Reagan did more stumping in Texas than he had originally planned, hitting five cities in three days, to blunt the challenge of Texan George Bush, who spent some $500,000 campaigning in the state, compared with Reagan's $150,000.
Bush's big spending paid off in a moral victory in the Texas popular vote, enabling him to finish close on the heels of the front-running Reagan. This surprising showing is certain to keep Bush's candidacy alive, perhaps at least through June 3, when California and eight other states hold primaries. Even before the Texas results started coming in, Bush said: "I'm going to stay in this race all the way." That might prove discouraging. In the crucial Texas race for G.O.P. Convention votes, Reagan seemed likely to win roughly three-fourths of the delegates.
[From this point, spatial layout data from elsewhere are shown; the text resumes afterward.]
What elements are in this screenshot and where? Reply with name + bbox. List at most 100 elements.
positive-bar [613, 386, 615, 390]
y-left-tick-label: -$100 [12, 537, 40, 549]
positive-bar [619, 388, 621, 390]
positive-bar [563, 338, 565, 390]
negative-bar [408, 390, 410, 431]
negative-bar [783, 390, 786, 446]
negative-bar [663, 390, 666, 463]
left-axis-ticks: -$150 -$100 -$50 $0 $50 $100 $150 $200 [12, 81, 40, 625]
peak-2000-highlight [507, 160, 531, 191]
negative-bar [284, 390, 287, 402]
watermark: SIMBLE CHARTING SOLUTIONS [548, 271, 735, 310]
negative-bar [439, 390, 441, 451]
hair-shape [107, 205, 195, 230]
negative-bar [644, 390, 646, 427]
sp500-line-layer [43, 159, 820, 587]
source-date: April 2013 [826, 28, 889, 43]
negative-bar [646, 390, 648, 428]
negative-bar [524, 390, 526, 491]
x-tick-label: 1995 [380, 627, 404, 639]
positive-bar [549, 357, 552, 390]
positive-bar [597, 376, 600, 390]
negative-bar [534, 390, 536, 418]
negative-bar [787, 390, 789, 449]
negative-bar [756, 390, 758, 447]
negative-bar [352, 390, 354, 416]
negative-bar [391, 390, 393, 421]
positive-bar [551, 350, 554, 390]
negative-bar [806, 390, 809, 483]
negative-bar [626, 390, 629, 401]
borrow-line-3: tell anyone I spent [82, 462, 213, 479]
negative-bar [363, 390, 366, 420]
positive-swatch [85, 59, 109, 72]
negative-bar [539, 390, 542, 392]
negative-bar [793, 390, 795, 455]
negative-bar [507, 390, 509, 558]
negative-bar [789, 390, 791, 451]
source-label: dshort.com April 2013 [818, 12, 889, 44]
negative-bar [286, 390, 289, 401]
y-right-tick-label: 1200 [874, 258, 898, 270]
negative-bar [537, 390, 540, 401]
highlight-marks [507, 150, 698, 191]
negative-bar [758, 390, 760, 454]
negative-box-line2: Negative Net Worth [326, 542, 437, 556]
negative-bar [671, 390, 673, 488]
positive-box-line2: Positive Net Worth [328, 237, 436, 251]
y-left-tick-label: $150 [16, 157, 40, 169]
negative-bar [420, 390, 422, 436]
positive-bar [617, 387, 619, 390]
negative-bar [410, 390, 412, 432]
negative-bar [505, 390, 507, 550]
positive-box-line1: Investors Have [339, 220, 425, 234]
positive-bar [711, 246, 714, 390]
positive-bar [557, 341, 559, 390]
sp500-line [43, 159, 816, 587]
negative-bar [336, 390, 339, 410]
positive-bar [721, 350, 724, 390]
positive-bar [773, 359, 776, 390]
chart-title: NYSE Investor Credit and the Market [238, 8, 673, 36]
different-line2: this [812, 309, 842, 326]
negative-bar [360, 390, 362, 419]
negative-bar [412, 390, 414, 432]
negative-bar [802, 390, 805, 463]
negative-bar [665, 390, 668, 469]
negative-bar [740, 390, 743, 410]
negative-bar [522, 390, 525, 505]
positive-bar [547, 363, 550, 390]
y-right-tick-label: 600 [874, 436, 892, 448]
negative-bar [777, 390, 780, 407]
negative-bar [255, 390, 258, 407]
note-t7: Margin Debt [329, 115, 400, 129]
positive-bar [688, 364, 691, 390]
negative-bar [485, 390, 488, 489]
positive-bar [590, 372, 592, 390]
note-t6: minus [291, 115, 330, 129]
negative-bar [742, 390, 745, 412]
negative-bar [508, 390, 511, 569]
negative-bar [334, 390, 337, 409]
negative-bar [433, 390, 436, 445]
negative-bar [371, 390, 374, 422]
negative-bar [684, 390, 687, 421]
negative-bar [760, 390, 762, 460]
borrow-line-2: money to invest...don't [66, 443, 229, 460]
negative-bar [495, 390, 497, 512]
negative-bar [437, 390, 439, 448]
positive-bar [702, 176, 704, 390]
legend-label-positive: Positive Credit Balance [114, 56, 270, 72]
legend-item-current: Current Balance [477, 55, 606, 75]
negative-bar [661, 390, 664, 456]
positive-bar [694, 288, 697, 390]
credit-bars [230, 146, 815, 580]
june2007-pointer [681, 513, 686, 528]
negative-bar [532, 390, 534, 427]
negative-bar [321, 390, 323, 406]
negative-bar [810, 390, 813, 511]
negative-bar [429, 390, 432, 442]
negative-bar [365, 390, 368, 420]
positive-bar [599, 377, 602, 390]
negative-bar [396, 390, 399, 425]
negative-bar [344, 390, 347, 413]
He also crushed Bush in the Arizona, Oklahoma, Missouri, Minnesota and Guam delegate selections.
While Democrats and Republicans were slugging it out in Texas, Independent John Anderson spent his first week of campaigning without a party by marching through Georgia, West Virginia, Michigan and Massachusetts despite polls showing him with only 20% of the vote and pundits' predictions that he will fail. Anderson's effort is as much crusade as campaign, and it is perhaps best summed up by the line he frequently paraphrases from Robert Louis Stevenson: "It is often better to journey with hope than to arrive."